Hi. Im new to this excellent forum so please excuse me if i have placed this in the wrong section 
I am thinking of adopting a chihuahua, and while I was browsing through this forum, I noticed that somewhere it stated pine oils were dangerous. 
I have two guinea pigs in an enclosed indoor cage, and they live on kiln dried pine woodshavings. 
They do occasionly kick some shavings out, but i have my handheld hoover, which i use around their cage daily. 
My question is, would the pine shavings in the cage hurt a chihuahua?  
If i did get a chihuahua it would obviously not be able to get in the cage. 
Another question is, would a chihuahua eat hay? I give the guinea pigs hay and it is placed in a hayrack, but would a chi be able to reach up and get it? :/ If so would it hurt a chi?
Thank you in advance  x


----------



## Yoshismom (Jul 6, 2005)

Hi and welcome to the board!

I am not sure how to answer your question. I know there are certain things that even the small animals are not supposed to use as bedding and cedar shavings are dangerous for all of them but I am not sure about what you are using and how it would affect a Chi?

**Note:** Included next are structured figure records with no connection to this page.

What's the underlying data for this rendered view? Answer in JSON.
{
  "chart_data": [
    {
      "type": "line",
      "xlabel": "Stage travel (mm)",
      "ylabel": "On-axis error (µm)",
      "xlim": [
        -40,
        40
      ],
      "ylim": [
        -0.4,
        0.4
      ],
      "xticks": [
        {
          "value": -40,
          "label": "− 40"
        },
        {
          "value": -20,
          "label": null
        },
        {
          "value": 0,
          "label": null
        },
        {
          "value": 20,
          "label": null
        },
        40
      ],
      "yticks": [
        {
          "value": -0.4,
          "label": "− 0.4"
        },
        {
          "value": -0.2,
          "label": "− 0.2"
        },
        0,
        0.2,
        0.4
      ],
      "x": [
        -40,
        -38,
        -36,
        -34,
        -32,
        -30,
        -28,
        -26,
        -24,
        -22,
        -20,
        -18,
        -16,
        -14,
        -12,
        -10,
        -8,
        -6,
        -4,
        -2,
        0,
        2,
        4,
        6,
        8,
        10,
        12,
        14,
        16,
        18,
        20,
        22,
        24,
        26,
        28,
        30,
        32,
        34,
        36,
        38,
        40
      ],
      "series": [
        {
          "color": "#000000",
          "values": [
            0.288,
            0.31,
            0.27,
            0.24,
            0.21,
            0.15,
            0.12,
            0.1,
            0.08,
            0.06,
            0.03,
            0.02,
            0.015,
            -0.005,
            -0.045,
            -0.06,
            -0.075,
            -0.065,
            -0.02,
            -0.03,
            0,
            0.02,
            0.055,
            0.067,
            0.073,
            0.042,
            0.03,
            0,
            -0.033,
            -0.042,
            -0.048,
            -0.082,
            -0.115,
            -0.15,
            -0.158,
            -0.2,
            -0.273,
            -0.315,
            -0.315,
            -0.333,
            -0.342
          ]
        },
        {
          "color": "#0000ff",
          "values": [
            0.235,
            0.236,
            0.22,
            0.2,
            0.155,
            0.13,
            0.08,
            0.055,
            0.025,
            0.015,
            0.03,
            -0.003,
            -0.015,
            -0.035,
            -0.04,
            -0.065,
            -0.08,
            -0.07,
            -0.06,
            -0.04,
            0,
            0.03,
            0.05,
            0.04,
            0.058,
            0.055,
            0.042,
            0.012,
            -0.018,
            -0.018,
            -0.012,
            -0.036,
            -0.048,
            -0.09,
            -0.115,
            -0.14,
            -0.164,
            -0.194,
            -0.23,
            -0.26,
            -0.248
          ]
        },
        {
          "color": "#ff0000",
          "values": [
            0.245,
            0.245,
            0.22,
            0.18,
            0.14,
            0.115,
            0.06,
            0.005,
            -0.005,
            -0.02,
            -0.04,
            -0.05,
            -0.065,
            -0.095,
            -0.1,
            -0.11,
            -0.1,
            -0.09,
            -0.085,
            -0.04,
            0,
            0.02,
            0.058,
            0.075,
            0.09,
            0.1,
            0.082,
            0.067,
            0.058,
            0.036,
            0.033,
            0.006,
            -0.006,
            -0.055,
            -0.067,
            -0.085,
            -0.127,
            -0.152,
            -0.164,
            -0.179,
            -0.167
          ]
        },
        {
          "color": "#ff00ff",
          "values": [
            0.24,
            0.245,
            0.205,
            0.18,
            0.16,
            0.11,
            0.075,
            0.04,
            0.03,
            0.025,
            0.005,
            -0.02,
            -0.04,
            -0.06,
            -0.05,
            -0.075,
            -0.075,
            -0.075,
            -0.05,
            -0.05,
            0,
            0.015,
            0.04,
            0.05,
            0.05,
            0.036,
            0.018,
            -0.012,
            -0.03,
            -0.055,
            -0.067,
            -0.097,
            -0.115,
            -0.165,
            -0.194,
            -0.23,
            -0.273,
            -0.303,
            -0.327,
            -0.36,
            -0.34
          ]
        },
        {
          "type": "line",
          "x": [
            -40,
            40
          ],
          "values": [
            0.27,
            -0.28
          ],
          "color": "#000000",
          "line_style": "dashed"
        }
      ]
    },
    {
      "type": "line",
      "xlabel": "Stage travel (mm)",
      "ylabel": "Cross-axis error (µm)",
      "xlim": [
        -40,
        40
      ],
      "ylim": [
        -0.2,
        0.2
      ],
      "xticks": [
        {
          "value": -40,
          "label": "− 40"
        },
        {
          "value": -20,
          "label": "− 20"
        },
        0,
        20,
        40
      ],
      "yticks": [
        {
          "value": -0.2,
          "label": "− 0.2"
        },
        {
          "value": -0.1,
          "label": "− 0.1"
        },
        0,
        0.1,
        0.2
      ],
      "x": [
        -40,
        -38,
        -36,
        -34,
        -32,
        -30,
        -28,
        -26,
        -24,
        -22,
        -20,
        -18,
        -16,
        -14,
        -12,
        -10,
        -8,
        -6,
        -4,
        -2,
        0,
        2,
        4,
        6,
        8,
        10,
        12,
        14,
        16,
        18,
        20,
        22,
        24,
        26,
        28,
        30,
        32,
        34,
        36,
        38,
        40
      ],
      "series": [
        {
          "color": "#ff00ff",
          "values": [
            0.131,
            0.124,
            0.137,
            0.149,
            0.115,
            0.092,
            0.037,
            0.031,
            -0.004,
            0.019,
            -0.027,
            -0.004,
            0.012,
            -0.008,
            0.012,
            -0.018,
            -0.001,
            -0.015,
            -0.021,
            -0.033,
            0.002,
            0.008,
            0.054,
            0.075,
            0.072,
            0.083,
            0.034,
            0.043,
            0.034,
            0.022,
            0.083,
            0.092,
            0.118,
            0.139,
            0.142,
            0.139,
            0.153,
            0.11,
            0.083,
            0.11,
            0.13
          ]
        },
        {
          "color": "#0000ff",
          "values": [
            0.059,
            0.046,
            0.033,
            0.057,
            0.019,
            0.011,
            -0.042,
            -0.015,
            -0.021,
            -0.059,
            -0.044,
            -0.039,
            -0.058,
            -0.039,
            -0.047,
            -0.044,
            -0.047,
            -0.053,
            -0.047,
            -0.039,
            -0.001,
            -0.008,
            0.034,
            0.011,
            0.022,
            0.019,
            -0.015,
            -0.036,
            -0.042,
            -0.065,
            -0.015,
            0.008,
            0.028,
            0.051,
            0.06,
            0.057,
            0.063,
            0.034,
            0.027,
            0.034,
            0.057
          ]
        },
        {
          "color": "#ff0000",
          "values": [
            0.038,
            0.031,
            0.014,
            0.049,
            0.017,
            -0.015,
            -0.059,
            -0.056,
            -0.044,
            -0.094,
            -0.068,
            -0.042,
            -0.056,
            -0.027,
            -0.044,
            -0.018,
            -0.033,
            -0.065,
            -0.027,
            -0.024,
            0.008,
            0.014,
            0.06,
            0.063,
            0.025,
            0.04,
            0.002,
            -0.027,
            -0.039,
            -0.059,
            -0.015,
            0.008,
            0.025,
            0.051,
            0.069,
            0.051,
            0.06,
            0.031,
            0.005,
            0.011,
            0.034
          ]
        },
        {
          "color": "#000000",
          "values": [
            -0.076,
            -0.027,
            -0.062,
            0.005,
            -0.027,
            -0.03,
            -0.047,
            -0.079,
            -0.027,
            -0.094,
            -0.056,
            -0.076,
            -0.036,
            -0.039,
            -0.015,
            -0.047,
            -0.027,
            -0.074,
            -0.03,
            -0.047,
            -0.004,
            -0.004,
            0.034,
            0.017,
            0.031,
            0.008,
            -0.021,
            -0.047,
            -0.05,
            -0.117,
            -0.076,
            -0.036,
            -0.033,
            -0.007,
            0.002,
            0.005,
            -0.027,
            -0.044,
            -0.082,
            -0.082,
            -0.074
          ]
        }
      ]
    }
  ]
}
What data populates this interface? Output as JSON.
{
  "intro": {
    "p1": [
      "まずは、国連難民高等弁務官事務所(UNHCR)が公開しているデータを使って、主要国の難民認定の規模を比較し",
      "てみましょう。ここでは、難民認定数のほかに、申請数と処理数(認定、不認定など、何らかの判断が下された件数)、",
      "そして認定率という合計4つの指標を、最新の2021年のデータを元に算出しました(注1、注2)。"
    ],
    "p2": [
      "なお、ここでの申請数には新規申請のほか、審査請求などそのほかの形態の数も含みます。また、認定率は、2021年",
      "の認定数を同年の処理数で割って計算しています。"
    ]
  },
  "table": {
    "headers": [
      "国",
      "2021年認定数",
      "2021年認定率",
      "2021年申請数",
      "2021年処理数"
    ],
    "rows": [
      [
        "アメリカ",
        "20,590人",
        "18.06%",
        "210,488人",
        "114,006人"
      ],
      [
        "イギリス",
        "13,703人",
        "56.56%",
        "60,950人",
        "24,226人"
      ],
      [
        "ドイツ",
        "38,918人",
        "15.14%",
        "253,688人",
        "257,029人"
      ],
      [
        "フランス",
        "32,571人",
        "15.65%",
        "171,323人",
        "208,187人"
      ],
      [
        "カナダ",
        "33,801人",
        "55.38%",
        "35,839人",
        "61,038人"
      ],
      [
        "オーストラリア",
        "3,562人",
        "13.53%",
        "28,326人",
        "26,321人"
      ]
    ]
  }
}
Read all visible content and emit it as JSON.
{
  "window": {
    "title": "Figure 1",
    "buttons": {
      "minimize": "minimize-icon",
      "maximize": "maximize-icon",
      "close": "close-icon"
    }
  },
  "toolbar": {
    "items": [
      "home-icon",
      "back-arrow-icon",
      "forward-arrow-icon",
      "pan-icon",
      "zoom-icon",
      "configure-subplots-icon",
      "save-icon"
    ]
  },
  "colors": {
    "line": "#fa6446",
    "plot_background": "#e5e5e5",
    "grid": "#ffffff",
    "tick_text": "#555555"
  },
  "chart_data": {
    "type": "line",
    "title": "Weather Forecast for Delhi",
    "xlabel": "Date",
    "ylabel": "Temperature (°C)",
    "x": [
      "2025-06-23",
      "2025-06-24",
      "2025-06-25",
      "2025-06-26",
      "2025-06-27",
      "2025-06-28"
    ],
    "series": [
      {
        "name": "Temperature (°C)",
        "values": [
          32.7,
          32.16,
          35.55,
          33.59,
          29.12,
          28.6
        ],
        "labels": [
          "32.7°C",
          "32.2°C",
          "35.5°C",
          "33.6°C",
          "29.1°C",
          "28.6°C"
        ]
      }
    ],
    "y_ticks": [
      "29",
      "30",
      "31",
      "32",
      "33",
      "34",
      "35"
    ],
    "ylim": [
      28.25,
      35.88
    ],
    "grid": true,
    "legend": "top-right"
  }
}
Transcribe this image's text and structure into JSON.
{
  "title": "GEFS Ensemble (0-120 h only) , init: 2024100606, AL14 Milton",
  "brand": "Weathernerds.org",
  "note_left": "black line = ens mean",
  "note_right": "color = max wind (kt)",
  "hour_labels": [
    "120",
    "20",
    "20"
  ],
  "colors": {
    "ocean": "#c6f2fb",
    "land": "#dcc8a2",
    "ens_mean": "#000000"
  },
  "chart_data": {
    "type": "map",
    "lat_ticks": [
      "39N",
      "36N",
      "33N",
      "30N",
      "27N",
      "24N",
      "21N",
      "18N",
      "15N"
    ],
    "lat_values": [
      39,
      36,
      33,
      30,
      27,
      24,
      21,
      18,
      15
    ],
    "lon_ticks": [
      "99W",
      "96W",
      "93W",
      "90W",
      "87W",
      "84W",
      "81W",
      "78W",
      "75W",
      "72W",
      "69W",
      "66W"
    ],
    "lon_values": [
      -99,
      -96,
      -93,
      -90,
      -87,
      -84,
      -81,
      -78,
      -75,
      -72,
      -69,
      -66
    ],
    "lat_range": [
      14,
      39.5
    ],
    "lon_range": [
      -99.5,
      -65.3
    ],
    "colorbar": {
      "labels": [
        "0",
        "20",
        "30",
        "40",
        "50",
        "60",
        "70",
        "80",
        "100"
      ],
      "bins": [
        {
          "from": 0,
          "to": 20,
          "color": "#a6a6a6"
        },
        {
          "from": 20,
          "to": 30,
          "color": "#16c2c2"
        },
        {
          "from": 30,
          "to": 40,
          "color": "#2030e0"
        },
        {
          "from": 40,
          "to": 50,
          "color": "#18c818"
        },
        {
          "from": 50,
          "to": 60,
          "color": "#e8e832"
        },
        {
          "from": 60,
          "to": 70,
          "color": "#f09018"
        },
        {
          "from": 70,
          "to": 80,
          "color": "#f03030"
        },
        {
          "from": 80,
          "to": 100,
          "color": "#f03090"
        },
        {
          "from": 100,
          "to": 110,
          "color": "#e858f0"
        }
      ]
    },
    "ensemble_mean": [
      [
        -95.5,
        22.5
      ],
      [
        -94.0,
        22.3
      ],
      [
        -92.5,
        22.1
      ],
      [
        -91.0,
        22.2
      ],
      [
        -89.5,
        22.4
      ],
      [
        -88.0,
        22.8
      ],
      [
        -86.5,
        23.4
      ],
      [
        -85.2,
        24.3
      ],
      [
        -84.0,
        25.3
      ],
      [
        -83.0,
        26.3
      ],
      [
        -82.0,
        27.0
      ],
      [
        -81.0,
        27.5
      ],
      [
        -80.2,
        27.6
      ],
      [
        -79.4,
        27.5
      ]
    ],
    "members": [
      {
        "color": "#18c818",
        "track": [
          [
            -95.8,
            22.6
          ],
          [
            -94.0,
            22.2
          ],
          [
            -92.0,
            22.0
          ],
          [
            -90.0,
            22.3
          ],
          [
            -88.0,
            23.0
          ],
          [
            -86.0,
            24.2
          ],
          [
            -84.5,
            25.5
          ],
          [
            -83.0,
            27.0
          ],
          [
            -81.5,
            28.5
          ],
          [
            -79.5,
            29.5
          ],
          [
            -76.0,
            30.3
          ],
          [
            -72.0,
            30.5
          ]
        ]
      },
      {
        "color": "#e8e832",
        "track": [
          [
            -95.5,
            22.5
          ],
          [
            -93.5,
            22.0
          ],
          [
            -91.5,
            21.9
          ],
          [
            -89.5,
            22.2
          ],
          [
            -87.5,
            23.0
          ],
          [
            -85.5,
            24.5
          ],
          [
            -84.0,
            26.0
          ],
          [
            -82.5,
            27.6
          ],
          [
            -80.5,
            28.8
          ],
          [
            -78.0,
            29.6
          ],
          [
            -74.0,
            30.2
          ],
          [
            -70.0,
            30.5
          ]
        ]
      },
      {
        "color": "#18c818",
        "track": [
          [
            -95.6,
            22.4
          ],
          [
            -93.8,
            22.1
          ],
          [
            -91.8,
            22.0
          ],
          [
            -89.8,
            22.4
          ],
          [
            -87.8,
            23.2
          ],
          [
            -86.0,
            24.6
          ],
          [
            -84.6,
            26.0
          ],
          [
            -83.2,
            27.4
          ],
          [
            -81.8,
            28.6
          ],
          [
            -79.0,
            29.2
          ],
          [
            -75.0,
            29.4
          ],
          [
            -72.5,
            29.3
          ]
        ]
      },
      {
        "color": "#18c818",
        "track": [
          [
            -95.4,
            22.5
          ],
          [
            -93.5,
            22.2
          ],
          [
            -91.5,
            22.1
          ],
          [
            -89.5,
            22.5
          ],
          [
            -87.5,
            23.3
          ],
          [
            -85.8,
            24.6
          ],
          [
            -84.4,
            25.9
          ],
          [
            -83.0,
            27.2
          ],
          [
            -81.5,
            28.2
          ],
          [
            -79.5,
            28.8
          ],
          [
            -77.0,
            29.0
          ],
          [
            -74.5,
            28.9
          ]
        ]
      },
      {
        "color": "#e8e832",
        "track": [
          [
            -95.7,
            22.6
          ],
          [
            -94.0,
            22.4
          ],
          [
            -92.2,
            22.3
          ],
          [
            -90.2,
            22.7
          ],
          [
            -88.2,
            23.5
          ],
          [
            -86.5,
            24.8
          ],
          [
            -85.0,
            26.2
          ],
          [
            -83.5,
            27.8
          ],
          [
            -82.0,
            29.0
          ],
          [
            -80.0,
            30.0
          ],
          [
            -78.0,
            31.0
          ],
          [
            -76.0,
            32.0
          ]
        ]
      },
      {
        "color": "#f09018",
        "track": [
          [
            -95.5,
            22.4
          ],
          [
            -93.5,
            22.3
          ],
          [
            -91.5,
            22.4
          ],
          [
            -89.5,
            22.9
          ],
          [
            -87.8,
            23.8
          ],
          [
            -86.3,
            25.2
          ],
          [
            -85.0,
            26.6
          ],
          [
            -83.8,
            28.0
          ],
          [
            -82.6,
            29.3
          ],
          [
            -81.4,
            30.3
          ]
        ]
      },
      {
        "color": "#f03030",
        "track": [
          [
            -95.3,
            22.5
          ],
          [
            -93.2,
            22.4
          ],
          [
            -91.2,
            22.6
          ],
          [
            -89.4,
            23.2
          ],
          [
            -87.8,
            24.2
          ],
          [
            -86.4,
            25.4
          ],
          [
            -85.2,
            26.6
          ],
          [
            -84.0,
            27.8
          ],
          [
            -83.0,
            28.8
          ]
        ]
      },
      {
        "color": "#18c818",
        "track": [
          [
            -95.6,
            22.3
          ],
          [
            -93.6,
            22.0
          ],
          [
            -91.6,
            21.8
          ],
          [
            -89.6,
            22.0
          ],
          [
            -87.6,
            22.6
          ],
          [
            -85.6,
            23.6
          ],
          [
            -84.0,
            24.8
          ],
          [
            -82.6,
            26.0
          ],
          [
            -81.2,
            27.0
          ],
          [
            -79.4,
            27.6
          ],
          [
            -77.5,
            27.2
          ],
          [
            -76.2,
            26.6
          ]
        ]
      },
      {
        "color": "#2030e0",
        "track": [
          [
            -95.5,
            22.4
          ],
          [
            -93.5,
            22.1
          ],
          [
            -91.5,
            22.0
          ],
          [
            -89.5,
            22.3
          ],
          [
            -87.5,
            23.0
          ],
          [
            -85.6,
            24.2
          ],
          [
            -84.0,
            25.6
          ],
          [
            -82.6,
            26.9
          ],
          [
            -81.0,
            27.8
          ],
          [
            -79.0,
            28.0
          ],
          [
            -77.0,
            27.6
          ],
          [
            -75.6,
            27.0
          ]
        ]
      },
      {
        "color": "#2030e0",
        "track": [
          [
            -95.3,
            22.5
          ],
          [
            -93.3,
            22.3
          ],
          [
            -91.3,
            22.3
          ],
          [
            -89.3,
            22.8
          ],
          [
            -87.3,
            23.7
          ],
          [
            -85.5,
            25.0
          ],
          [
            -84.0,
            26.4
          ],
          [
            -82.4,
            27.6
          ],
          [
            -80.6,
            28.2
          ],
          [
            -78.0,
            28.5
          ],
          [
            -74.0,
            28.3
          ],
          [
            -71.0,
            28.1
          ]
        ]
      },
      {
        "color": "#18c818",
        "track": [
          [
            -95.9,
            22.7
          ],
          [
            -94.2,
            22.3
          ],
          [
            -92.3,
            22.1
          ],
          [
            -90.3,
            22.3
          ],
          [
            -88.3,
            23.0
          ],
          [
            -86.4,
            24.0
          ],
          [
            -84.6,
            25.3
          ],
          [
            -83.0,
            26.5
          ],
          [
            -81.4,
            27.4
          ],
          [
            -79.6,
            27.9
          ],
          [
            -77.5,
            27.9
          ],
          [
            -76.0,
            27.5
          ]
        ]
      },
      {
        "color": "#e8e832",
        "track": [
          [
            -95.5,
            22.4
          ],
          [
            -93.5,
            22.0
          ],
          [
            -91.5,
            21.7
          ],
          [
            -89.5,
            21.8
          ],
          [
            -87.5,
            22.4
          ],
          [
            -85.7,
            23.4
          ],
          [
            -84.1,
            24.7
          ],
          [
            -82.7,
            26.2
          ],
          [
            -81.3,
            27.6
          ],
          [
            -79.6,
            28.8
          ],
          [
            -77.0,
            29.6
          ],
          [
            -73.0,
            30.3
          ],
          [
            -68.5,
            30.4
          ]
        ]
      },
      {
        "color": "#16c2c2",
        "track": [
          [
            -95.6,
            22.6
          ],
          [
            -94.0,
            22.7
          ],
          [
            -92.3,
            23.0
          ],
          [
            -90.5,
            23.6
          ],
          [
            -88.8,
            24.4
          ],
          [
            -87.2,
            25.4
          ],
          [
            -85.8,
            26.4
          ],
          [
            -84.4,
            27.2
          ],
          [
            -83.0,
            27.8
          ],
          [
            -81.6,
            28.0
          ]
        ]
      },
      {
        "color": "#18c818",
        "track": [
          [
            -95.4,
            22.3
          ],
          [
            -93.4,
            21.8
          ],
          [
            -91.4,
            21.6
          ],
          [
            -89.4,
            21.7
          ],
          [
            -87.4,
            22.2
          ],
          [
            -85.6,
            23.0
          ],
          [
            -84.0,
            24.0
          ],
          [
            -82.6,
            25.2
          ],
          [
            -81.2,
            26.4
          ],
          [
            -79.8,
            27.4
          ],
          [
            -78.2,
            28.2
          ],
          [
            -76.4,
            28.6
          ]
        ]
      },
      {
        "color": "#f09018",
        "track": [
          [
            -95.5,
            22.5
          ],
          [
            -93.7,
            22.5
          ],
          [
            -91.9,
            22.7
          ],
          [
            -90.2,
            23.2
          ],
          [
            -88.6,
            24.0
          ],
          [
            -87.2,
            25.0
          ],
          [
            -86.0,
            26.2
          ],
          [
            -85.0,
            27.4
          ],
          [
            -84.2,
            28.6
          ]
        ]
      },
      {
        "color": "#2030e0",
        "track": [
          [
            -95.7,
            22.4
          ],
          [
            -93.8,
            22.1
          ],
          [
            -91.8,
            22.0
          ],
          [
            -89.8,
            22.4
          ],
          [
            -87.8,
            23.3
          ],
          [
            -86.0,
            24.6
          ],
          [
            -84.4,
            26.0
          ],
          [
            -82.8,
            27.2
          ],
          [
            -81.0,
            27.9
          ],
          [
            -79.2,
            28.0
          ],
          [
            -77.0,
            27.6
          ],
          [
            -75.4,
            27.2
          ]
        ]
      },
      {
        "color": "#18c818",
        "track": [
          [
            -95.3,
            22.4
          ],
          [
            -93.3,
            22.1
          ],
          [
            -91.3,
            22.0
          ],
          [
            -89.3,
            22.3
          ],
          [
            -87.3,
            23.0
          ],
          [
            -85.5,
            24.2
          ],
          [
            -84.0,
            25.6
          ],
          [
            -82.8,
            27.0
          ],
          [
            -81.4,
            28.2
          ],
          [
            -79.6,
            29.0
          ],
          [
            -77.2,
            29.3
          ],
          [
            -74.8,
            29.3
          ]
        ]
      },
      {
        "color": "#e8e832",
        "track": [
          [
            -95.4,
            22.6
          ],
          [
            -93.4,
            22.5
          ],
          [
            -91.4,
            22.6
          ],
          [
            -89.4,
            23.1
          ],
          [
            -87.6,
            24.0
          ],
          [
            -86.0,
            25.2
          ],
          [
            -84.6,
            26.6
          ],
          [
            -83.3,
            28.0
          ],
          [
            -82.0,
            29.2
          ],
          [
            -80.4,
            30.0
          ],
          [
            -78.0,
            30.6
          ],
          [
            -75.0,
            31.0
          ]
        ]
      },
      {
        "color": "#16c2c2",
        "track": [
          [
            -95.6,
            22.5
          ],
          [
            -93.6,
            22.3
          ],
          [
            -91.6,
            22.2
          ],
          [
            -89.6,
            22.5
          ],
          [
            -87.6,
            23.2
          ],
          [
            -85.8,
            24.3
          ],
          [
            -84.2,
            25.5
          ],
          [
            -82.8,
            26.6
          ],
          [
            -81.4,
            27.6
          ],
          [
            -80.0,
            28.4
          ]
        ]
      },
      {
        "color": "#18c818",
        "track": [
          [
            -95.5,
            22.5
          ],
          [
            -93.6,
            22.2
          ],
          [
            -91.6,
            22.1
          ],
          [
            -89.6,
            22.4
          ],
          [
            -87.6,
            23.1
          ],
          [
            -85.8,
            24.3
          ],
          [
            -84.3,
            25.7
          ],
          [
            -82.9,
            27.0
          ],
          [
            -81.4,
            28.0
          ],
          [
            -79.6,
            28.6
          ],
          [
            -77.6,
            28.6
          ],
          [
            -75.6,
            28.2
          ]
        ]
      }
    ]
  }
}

Hopefully someone will chime in soon that can help


----------



## Munchii (Mar 22, 2011)

Thanks for your welcome Yoshismom 
I know that kiln dried pine shavings are fine for small animals. I would of thought that it wouldnt hurt a chi, as it doesnt hurt my baby piggies (6 months old) and they are much smaller than a chihuahua. 
I just want to be sure before adopting a chi


----------



## widogmom (Mar 23, 2011)

Pine shavings are actually less than optimal for dog bedding (especially cedar shavings) as the volatile oils can cause respiratory distress. Herbivores seem to do fine with them; my rodents and horses never had any trouble. I'd doubt that you'd have any issues, unless you were actually bedding your puppy on the shavings. The concern would be more along the lines of ingestion; say, if your cavvy kicked the shavings out onto the floor and the puppy got into them (less of an issue if you use an aquarium rather than a cage, but that causes other issues, too). Good luck with the pup and good job thinking ahead!


----------